Did anybody hear of an amber bottle embossed Dr.Browns on one side and One and only one on the other side. It has an applied crown top. I can't find any info on it. Thanks.


----------



## cyberdigger (May 21, 2012)

Root beer.. we find lots of them in the local 1920's dump.. nice color variations sometimes, but pretty common.


----------



## digger don (May 21, 2012)

Thanks cyber


----------



## cyberdigger (May 21, 2012)

It could also have been a different concoction, very likely celery soda.. according to THIS exerpt.. either way, it seems Dr. Browns was and still is popular among the American Jewish community, which makes sense that we find so many in Lakewood..


----------



## celerycola (May 21, 2012)

That same bottle was used for at least sixty years for Dr.

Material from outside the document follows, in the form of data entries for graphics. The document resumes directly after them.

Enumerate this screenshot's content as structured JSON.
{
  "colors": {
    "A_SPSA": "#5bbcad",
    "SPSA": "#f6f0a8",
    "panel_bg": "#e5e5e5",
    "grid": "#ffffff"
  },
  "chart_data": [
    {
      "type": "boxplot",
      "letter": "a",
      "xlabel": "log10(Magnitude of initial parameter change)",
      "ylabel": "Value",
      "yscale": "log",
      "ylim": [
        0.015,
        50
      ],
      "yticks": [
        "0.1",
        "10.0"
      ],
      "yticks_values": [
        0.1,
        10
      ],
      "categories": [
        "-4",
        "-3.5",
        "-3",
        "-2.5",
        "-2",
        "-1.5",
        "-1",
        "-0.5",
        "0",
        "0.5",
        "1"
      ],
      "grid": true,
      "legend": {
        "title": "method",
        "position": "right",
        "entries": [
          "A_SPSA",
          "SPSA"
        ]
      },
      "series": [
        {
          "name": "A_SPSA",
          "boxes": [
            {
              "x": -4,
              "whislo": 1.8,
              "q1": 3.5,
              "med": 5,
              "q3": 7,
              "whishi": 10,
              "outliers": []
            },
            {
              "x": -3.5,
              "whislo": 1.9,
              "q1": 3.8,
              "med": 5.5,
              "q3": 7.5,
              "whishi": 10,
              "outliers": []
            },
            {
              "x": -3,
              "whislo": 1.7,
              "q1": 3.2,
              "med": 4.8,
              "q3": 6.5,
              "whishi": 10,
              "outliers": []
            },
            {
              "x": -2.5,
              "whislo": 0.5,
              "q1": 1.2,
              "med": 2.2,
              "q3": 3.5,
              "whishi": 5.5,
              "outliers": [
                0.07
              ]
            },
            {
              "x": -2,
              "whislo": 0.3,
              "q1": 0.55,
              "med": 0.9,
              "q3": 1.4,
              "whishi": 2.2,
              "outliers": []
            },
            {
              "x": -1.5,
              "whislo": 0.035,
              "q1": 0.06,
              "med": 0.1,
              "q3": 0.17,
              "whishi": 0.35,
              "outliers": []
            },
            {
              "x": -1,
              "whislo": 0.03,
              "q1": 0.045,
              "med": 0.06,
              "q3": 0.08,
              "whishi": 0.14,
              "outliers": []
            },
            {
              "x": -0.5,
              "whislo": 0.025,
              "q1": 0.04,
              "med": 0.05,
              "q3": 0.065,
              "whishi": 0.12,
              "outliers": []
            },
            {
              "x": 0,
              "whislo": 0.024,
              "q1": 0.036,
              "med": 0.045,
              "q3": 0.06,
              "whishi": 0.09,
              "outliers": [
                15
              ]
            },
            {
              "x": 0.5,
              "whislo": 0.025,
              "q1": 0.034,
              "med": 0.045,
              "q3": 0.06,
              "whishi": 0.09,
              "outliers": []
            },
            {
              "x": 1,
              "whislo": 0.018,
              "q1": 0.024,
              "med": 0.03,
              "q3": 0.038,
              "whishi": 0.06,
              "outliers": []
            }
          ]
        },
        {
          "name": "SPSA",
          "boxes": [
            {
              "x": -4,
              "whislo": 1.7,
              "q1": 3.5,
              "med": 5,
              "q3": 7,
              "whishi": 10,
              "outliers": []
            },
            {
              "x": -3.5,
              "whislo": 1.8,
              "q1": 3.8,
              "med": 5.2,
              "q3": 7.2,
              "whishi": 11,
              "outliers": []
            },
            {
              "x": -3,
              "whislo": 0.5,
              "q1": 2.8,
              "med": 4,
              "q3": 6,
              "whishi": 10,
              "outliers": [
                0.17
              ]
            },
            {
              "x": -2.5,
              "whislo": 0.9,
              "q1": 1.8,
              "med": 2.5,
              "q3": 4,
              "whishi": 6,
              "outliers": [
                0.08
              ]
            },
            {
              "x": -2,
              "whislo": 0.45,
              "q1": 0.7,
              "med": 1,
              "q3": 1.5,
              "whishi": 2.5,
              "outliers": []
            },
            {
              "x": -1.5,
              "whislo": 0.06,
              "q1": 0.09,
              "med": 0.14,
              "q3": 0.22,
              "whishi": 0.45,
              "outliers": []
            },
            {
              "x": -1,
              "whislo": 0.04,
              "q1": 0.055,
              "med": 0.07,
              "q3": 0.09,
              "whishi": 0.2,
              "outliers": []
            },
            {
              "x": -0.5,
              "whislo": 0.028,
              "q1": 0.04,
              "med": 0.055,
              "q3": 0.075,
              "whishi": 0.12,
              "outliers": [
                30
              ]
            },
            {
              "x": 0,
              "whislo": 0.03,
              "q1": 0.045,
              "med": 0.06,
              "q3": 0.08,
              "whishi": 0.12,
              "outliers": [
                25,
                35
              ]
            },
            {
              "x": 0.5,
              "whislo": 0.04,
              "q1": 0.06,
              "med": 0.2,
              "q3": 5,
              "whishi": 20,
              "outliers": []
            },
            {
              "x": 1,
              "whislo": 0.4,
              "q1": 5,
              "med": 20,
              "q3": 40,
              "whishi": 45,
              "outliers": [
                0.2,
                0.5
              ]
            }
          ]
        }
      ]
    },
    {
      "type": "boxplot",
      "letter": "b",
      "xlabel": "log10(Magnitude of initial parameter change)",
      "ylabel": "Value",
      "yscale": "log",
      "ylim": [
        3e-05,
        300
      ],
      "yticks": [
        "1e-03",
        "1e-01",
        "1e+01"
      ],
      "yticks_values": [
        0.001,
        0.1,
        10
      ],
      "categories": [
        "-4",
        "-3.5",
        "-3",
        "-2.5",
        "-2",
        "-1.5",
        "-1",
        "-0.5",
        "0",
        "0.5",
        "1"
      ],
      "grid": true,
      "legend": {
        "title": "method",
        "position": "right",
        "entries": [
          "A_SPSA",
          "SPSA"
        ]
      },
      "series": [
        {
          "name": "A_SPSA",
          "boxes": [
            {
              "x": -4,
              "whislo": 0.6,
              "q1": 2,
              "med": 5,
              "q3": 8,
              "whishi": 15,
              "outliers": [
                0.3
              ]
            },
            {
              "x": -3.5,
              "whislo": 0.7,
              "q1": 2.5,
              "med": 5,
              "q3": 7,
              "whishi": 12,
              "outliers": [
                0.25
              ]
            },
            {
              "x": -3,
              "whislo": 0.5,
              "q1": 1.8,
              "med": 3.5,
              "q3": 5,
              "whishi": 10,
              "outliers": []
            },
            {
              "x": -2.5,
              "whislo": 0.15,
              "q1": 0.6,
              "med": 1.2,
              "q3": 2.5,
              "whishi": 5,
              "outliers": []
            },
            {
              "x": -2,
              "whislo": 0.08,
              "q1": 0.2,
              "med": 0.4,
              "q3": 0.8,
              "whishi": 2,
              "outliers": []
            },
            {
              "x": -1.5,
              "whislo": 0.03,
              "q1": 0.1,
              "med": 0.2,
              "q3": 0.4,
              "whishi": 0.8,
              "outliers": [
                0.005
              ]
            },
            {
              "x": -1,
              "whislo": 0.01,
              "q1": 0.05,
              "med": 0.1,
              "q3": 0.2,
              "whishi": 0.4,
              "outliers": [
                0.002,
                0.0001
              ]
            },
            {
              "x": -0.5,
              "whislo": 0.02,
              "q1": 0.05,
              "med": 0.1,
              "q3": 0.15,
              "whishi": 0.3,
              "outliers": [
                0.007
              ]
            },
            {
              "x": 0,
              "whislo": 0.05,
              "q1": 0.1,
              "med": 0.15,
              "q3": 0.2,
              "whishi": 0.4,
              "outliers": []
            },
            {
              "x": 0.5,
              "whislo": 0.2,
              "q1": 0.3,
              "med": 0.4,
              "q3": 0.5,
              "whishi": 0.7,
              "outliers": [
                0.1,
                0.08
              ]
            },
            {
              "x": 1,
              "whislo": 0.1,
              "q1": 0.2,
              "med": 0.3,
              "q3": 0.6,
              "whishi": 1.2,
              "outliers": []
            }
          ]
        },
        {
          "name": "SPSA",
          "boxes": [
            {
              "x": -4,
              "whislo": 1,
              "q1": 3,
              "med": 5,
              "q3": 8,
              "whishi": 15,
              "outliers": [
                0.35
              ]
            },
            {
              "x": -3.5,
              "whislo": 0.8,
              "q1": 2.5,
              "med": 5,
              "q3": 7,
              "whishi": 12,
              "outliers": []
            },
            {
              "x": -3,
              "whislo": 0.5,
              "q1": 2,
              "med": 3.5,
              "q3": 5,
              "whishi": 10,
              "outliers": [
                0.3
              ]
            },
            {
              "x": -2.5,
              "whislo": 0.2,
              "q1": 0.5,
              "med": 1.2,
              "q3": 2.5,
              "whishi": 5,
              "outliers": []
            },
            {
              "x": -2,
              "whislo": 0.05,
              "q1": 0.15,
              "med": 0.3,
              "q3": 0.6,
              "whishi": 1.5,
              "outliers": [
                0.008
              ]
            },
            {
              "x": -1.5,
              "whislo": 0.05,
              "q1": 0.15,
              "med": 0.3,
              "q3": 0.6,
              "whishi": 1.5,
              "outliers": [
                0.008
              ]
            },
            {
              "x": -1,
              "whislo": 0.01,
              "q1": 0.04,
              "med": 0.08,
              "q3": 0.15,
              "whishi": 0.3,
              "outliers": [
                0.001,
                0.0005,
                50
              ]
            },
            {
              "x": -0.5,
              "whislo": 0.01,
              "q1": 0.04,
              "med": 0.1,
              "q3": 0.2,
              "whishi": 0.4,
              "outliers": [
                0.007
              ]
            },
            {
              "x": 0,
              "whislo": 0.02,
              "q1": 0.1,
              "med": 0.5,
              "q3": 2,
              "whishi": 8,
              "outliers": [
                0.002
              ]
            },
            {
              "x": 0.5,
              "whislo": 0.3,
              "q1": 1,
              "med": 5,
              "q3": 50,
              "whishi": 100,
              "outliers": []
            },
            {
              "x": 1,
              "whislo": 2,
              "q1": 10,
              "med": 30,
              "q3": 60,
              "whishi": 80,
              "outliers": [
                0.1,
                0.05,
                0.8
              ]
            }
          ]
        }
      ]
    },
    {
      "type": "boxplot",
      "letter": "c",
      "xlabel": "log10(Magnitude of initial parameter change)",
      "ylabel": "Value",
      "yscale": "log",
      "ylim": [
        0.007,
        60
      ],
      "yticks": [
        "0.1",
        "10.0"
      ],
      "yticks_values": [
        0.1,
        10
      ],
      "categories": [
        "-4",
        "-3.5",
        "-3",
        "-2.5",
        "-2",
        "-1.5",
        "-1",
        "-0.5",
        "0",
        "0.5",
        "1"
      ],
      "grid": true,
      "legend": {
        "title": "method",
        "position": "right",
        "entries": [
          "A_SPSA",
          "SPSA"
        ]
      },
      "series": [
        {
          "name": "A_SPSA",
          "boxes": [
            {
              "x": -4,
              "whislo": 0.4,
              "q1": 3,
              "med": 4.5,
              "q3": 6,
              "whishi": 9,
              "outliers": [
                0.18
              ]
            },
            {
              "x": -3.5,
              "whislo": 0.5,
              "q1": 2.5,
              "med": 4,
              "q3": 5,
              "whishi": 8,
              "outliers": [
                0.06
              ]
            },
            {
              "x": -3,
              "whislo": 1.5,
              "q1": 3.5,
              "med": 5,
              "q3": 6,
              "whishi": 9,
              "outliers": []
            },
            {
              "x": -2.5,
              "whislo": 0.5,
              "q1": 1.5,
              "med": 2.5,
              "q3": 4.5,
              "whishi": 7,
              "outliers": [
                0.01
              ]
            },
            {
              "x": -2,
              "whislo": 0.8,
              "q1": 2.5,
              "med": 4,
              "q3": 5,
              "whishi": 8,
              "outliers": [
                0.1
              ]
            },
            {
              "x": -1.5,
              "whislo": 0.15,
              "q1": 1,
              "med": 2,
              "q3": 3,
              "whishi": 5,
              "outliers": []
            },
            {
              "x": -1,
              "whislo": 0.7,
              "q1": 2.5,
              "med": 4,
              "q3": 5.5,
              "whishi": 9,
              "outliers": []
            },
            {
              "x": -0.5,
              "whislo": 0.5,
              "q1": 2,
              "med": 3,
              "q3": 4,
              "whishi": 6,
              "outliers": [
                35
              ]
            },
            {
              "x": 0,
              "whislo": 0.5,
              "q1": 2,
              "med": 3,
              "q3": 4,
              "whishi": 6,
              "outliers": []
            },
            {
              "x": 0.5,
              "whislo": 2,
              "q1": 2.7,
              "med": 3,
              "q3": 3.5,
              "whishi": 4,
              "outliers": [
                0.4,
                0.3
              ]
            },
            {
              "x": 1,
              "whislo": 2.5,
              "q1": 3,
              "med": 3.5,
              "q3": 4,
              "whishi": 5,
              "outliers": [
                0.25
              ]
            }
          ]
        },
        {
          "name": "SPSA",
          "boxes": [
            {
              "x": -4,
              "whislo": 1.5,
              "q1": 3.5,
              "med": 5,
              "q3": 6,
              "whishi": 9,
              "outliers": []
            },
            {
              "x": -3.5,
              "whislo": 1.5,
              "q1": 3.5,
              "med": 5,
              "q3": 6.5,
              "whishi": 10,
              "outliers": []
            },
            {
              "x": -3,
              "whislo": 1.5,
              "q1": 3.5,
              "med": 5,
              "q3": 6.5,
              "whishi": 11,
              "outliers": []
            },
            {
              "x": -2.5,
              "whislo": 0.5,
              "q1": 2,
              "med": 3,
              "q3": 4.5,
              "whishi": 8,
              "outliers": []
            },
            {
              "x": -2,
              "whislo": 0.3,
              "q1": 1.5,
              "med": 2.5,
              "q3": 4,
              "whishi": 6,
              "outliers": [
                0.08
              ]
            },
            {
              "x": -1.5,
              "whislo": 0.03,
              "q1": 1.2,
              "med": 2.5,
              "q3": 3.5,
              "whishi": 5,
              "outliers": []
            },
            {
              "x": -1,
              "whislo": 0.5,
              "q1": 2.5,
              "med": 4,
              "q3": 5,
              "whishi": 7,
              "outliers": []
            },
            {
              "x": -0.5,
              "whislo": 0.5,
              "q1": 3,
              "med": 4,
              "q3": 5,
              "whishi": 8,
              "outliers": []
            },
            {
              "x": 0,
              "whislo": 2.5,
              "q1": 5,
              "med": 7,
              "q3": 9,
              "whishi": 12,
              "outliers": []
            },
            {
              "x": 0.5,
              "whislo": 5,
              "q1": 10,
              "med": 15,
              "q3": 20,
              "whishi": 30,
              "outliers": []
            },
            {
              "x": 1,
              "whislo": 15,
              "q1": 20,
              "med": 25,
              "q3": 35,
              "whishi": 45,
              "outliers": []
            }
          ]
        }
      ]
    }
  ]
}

Brown's Cel-Ray Celery Tonic. The ones pictured date L-R: 1910, 1930, 1950, 1969.


----------



## cyberdigger (May 21, 2012)

Cool..! You need a mid 20's one?


----------



## celerycola (May 21, 2012)

If it's different from the ones I have. I have eight different without labels from various glass makers. 


> ORIGINAL:  cyberdigger
> 
> Cool..! You need a mid 20's one?


----------



## cyberdigger (May 21, 2012)

the one I have in my immediate grasp says "9.6 FLUID OUNCES" on front heel, and on base, a faint "N23" ..it's honey amber, and it's sick as a dog..


----------



## celerycola (May 21, 2012)

I have a 9.6 ounce but it's W.T.Co. "N23" would be Newark OH plant of IL Glass in 1923. Any chance you have one not "sick as a dog"? I'll be in Cliffside Park this weekend visiting my son.


> ORIGINAL:  cyberdigger
> 
> the one I have in my immediate grasp says "9.6 FLUID OUNCES" on front heel, and on base, a faint "N23" ..it's honey amber, and it's sick as a dog..


----------



## cyberdigger (May 21, 2012)

I have 3 or 4 of them ..will attempt to isolate and clean them.. and look for variations.. now I will google Cliffside Park to see where that is, sounds like up north somewhere..


----------